In the next 20 minutes there was more imagination from England than we have witnessed all championship. There were little chip kicks from Cipriani and Toby Flood and one runaround break from Noon which required try-saving heroics from Tommy Bowe and Geordan Murphy.
A 13-10 lead at the interval became 16-10 when Cipriani landed another penalty soon after the break.
Enter Wilkinson for centre Flood. Cue the cheers. His arrival was swiftly followed by England's second try, again the ball spinning through a series of hands, including those of Cipriani and Wilkinson, to allow Tait – on as a blood replacement for Sackey – to race in at the corner.
Again the try was converted by Cipriani and
he was instrumental when Noon burst through for England's third touchdown. Victory was complete and as Cipriani stripped off his protective helmet at the end, you could not help sense a new dawn for the red rose.

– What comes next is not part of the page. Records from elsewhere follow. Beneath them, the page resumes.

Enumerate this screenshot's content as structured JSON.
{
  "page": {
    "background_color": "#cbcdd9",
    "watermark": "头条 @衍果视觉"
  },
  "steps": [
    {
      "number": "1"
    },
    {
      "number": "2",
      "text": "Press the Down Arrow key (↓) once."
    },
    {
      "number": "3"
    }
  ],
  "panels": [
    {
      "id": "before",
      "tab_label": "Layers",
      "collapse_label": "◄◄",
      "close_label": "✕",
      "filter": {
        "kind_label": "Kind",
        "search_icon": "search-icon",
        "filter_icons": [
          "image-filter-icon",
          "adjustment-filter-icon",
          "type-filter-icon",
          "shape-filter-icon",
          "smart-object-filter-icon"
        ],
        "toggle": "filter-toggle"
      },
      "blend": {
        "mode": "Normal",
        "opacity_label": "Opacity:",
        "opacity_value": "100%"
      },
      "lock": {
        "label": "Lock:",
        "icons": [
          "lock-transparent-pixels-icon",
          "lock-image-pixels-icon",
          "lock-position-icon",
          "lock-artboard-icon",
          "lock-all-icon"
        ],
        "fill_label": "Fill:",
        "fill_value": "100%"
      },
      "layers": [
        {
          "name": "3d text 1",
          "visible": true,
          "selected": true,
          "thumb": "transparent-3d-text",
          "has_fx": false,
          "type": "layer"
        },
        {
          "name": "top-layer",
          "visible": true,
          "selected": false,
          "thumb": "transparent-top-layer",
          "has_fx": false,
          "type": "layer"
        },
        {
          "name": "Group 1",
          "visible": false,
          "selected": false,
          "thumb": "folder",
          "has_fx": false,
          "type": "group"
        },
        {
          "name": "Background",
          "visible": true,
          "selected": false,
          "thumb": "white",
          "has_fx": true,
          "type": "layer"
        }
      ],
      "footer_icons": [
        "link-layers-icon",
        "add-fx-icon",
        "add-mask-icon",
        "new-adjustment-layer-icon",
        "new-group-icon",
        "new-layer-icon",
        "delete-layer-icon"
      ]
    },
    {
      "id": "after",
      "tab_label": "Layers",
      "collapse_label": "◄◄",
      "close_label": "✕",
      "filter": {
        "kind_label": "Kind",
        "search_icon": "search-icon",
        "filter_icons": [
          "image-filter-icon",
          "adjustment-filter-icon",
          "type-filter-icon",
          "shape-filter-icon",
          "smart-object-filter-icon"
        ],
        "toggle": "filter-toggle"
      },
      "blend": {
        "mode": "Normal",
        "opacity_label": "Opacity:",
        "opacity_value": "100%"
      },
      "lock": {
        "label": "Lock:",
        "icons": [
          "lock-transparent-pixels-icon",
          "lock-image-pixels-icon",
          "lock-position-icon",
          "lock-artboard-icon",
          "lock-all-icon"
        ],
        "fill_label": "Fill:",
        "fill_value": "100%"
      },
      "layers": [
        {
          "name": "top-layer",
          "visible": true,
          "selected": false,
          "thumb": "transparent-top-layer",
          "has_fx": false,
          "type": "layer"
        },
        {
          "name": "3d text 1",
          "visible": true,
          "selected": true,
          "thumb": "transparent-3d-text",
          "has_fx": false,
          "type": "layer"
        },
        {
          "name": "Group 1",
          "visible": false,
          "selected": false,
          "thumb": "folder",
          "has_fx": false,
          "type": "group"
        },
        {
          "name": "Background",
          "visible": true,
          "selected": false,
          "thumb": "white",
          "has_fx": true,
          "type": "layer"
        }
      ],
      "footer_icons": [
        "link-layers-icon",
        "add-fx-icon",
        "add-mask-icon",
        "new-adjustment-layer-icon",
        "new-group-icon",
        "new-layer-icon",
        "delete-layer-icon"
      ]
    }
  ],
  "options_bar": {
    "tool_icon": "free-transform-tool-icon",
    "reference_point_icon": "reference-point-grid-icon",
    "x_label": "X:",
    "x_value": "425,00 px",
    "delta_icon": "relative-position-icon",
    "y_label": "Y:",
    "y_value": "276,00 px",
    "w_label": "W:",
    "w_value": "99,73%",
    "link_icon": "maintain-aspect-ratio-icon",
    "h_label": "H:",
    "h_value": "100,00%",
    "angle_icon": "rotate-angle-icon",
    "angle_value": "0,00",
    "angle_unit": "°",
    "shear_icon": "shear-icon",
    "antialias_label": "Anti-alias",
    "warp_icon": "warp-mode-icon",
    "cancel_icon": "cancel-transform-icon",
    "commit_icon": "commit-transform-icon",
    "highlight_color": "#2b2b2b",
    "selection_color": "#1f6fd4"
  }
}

Cipriani was delighted with the victory – but then blotted his copybook by swearing live on BBC1 in his interview, saying: "It's the f****** one to eight who deserve the man of the match".
He added: "I thoroughly enjoyed it. It may have been my first game, but I have played it in my head a million times."
Crediting England's powerful pack, he added: "When they play like that it is easy for the number 10. I thought our forwards were absolutely outstanding." He also spared a thought for Ashton, who has taken much of the flak for England's mediocre Six Nations campaign – not least when he decided to drop his protege against Scotland. "I think we owed part of it (the win] to Brian, because sometimes we have not performed as well as we should have," he said.